A progressive solution to an antiquated industry

Financial planning syndicates are a fee-based model on steroids, writes CEO Scott Plaskett

A progressive solution to an antiquated industry

SCOTT PLASKETT is a practising Certified Financial Planner and CEO of Ironshield Financial Planning in Etobicoke, Ontario. He is also the author of ​Thinking For A Living: A Financial Planner’s Lifeline To Escaping the Shackles of a Commission-Based Financial Planning Business. In this article for Wealth Professional, he explains the thinking and benefits behind financial planning syndicates.

Canadians are losing interest in “free” financial plans. They have realized that these plans are poorly designed, incomplete and really just a tool to help their advisor sell them a product that they may or may not need. In increasing numbers, they are looking for other options.

This is taking a toll on the industry that shouldn’t be underestimated. Clients are turning to automated and DIY investment platforms in the belief that their planner wasn’t doing anything the client couldn’t do themselves. Life insurance agents are struggling to compel clients to incorporate more permanent life insurance into their long-term plans. Meanwhile, Canadians are alarmingly underinsured for living benefits like long-term care and critical illness insurance. There has been a move away from comprehensive financial planning, and it’s a serious problem for the industry and for Canadians’ financial well-being.

When financial planning professionals take the time to provide solid advice that has real value to their clients, it’s a struggle to also manage their business. Compliance burdens take up significant amounts of time, and this affects their ability to have meaningful and complete conversations with clients. It also affects planners’ ability to earn what they’re worth.

So what’s a Canadian financial planner to do?

There is a rapidly growing subset of the financial industry building their businesses using a financial planning syndicate. What began with individual financial planners and individual portfolio managers partnering up to deliver more complete financial planning services to their clients has expanded and evolved over the past few decades. Syndicates have become robust financial planning communities that provide foundational support for financial planners.

The essence of a syndicate is to bring together specialist relationships and customized technology to support the needs of financial planners so they can deliver the services their clients value most—their advice. 

These relationships include referral relationships to high quality third-party portfolio managers across Canada and the US, insurance relationships, mortgage brokers, corporate reorganization specialists and more. Members have at their fingertips everything they need to develop and properly implement a client’s financial plan. Syndicates provide a range of options to suit every kind of client at every stage of life. The syndicate model is fee-based financial planning on steroids. The Ontario Securities Commission’s recent ​Summary Report for Dealers, Advisers and Investment Fund Managers ​ says that the referral arrangements underpinning the financial planning syndicate model ballooned from 1,809 in 2016 to 2,411 in 2017—a 33% increase in one year.

 Add to that the CSA’s recent Client Focused Reform, which would drop a recent proposal to limit the amount and duration of referral fees, and one can see that this business model has the runway needed to take off further.
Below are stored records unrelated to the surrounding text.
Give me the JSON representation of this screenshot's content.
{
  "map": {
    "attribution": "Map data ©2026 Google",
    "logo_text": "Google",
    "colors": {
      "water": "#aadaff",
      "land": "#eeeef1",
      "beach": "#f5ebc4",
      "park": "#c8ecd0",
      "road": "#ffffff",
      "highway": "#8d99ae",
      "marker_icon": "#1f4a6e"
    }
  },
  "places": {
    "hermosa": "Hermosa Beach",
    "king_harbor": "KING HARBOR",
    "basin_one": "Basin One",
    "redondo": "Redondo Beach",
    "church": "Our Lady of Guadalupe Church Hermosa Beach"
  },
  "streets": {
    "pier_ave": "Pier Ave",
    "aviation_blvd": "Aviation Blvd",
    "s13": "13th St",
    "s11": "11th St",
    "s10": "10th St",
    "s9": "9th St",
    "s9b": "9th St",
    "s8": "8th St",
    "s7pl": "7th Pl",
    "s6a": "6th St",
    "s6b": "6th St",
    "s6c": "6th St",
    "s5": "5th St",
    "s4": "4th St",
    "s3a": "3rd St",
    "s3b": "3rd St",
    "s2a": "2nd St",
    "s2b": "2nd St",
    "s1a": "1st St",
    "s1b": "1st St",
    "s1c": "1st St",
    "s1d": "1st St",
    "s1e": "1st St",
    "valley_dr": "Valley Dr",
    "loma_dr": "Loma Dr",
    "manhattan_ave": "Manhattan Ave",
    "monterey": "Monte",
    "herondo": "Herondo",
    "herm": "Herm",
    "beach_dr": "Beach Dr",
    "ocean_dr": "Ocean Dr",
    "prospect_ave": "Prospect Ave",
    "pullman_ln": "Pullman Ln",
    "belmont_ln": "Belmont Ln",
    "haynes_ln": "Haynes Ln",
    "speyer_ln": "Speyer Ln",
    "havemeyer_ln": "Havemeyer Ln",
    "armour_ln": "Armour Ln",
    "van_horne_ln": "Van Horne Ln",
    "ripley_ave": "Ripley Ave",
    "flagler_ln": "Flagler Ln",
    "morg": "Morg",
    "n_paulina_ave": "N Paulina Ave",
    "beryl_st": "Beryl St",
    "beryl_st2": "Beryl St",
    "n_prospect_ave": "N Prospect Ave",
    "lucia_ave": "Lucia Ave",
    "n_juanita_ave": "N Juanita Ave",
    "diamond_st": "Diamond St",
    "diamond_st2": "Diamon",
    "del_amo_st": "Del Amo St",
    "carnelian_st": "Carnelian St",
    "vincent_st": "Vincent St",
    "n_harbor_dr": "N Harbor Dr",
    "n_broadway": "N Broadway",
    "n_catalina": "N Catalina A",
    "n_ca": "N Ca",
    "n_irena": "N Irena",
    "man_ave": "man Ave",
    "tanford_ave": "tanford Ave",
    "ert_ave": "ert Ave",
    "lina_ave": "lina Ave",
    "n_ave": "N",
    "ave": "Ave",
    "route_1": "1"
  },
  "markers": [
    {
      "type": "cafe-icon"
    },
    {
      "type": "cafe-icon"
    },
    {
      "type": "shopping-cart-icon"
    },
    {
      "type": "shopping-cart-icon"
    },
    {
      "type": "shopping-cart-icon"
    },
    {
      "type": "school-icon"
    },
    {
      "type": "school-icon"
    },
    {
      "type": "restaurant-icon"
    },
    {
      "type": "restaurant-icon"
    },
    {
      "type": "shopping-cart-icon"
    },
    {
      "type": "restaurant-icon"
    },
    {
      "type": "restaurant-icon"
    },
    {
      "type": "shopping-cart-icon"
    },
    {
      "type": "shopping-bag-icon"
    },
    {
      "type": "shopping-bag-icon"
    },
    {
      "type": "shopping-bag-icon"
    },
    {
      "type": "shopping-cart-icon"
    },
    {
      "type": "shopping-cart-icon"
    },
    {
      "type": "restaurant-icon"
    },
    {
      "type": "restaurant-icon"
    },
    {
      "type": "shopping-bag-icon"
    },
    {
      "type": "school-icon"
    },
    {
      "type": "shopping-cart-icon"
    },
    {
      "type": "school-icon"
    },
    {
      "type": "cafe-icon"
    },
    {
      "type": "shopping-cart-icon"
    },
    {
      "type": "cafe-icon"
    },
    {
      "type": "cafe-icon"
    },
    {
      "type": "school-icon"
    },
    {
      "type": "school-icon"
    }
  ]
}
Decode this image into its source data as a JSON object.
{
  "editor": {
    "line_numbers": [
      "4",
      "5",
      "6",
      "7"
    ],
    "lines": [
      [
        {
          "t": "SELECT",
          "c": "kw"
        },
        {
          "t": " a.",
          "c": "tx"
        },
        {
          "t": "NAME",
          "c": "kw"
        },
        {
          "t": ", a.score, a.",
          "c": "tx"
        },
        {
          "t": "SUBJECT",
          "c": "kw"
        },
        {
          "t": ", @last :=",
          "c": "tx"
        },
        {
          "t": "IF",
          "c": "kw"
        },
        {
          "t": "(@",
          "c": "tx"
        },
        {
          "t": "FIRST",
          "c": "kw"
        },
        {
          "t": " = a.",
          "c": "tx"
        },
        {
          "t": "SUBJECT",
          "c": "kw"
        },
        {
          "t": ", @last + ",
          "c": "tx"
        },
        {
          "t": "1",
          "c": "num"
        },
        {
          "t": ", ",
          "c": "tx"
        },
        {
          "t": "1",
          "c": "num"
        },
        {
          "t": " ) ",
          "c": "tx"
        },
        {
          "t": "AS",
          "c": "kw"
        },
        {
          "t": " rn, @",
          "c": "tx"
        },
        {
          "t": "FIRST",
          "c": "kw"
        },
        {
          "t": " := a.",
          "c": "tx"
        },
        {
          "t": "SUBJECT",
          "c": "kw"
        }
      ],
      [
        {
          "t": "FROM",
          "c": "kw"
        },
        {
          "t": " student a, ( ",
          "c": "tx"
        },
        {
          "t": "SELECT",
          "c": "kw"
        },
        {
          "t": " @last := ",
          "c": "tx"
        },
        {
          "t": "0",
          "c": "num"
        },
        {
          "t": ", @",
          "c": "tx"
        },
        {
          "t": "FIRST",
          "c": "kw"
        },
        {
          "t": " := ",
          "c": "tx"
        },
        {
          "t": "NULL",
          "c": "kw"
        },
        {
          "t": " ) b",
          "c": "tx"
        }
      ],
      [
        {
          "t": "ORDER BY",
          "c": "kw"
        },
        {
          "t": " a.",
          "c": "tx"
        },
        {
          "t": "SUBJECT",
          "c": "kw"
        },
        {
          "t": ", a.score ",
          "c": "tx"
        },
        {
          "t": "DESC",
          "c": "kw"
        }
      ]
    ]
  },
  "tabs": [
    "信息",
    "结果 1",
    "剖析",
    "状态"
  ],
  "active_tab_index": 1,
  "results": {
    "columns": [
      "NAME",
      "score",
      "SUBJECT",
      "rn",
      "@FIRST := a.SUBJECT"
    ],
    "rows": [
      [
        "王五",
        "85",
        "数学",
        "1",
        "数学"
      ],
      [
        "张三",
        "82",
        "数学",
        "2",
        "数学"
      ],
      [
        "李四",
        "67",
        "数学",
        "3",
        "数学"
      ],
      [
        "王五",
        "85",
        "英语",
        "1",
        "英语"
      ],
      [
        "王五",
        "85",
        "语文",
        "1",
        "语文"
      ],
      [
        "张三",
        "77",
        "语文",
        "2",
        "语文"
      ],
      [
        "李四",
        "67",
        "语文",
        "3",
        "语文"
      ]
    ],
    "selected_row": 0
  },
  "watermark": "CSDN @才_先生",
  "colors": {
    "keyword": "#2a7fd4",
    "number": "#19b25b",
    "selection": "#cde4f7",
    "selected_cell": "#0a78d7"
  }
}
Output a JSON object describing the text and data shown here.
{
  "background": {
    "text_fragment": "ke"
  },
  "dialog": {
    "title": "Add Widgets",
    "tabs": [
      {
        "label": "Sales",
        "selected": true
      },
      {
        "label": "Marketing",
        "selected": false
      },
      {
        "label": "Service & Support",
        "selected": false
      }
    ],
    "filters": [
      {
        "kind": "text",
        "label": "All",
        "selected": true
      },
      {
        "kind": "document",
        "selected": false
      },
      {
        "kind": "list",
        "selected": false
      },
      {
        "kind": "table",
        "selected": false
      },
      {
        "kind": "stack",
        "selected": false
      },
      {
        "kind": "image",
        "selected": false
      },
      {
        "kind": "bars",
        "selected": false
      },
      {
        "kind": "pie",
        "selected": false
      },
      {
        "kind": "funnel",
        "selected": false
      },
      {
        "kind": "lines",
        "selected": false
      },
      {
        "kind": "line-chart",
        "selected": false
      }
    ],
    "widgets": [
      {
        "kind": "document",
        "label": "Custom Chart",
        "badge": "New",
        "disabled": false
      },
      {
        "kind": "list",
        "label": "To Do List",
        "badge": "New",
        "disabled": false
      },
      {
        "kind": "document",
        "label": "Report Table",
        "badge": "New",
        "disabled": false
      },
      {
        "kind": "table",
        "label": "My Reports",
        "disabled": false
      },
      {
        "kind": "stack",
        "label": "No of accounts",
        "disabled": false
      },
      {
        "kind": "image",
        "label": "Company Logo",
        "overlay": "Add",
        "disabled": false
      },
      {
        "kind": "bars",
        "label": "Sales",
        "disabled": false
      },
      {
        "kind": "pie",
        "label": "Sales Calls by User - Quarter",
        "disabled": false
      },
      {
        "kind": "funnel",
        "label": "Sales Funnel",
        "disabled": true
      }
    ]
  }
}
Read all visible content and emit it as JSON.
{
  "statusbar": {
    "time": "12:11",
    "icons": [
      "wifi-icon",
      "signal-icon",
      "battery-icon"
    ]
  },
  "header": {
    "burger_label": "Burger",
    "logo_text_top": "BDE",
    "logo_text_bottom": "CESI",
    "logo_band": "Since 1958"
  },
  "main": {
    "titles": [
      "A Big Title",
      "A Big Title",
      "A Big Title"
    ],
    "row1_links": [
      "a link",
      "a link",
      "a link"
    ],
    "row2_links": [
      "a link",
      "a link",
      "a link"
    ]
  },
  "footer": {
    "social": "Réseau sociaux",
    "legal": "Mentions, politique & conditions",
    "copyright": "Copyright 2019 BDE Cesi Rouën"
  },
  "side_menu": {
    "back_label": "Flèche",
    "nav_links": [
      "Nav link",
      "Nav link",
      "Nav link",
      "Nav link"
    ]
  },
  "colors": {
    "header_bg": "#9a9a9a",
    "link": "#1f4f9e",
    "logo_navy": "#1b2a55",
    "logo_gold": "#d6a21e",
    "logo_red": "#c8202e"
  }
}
Technology also plays a major role in the syndicate model, streamlining business processes in order to lower the cost of delivering robust financial planning services to clients. Since a financial planner’s main service—advice—is difficult to get compensation for without charging fees, using the latest available technology to save time is imperative to a planner’s bottom line. But licensing the latest technology can be expensive for individual planners.

Under a financial planning syndicate, the cost of a comprehensive platform is shared among members. For example, The Genie For Financial Planners, a technology platform built on the Salesforce.com CRM engine, is designed for the specific business needs of a financial planner. Proven online marketing and social media campaigns, fee-based financial planning sales processes, online training and automated business processes are all built on a robust, cloud-based service. 

Individually, such services would be unaffordable for an independent financial planner to knit together. Aligning with a financial planning syndicate is therefore ideally suited to financial professionals with an entrepreneurial spirit. They can choose to either operate under their own brand, or align themselves with an established national brand and use the platform to support their business.

The financial planning syndicate business model is ascending as a progressive model in an antiquated industry—a model that recognizes that the value of financial planning comes from the advice delivered, not the products sold. 

Financial planners are attracted to financial planning syndicates for the freedom, but they often stay for the community. Fee-based planners are entrepreneurs, which can leave them feeling isolated; but the syndicate provides ongoing support and professional development, a network of like-minded peers, and access to a wide range of expertise that they are just not finding in the mainstream dealer channels. With the many advantages of the syndicate model, we should expect to see more financial planners moving in this direction.